Re homeless and shooting increases: I think, as I’ve been saying for years, that the majority of these depredations are committed by criminals who prey on the unhoused as easy targets of opportunity. The rest of the time, they’re preying on the rest of us. The abject failure of our governing people to enforce any criminal laws anymore has emboldened them far beyond the past, and now they are thumbing their noses at all of us and preying more viciously on the unhoused because they know there is little or no risk they will be inconvenienced by arrests and prosecutions.
I also think some of the unhoused are shooting one another; they’ve felt they needed to arm themselves in an attempt to protect themselves and their neighbors and friends, but inevitably disputes have arisen and people, some of whom may have mental health issues, are defending themselves or attempting to rectify what they see as wrongs inflicted upon them. The fact that our mealy mouthed councilmembers and police chief talk all around these issues but never address them seems to be part and parcel of ignoring what is right in front of their faces and strictly adhering to their demonstrably false and useless talking points.

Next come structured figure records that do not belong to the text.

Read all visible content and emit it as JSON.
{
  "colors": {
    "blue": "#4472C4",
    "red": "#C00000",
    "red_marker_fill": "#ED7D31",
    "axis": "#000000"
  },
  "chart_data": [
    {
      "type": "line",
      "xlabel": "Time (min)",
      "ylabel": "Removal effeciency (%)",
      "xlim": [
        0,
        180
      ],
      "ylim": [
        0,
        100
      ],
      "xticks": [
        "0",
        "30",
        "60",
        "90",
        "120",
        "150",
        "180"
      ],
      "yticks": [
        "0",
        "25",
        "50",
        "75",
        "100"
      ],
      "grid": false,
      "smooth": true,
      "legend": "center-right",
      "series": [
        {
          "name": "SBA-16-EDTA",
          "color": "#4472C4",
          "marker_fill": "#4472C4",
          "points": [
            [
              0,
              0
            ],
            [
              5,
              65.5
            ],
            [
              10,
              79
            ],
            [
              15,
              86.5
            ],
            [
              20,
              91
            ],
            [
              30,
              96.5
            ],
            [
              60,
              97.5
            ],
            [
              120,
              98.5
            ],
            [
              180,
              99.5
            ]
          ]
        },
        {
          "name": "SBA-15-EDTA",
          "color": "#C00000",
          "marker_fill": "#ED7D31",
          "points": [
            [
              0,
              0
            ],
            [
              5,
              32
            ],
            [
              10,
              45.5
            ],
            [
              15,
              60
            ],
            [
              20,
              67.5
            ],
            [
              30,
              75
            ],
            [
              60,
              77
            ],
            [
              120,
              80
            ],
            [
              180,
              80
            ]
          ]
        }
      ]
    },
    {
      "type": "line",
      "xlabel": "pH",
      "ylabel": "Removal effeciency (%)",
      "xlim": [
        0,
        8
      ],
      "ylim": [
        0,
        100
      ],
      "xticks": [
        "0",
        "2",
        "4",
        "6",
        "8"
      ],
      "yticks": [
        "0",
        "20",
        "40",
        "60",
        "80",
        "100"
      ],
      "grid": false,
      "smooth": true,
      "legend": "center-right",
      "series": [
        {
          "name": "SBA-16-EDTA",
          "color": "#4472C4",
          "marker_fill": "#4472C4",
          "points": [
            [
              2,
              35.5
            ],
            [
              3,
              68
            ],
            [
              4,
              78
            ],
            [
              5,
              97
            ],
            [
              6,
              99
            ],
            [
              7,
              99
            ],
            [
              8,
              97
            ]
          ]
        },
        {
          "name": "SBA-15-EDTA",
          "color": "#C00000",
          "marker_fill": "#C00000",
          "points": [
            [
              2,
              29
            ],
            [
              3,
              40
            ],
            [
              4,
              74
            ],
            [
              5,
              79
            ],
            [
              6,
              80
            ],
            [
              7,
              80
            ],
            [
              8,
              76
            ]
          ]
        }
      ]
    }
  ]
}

Yeah I wouldn’t worry about the I-135 housing board….. I’m certain it will be a 13 person shit show but it doesn’t have any money to spend, so it will gone in 18 months. Can’t figure out the Frank Chopp I-135 support however…. what’s in it for crafty old Chopp? One thing that’s 100% clear… the I-135 has zero support in City Government. Knives out! Let the backstabbing begin!
From the very start of I-135, my question has been…. what’s the plan to get the money? Tiffani McCoy is either really naive or her and her gang have been planning a second ballot measure all along. The Jump Start money is a slush fund for projects the Mayor and City Council want done. Hand off newbies!! Harrell is very good at political back room brawling…. I think he can tank I-135 in less than the 18 months and get far, far away from the scene of the crime.
To anybody who supported I-135…. it’s all fun and games until the money gets involved.
I hope you’re right but have my doubts. Perhaps Chopp is planning to just wait and pounce later. The plan to get the money is exactly what this article said: they’re coming to us, which they lied about planning to do, and they will come again and again and again with various excuses like (1) we said we needed startup support; (2) we’re still in startup mode; (3) startup is costing more but we can’t just throw away everything we’ve already spent … I’m sure you get the picture. I think this is extremely problematic and is only going to get worse, with it all coming out of our pockets with nothing to show for it but a bunch of enriched cronies.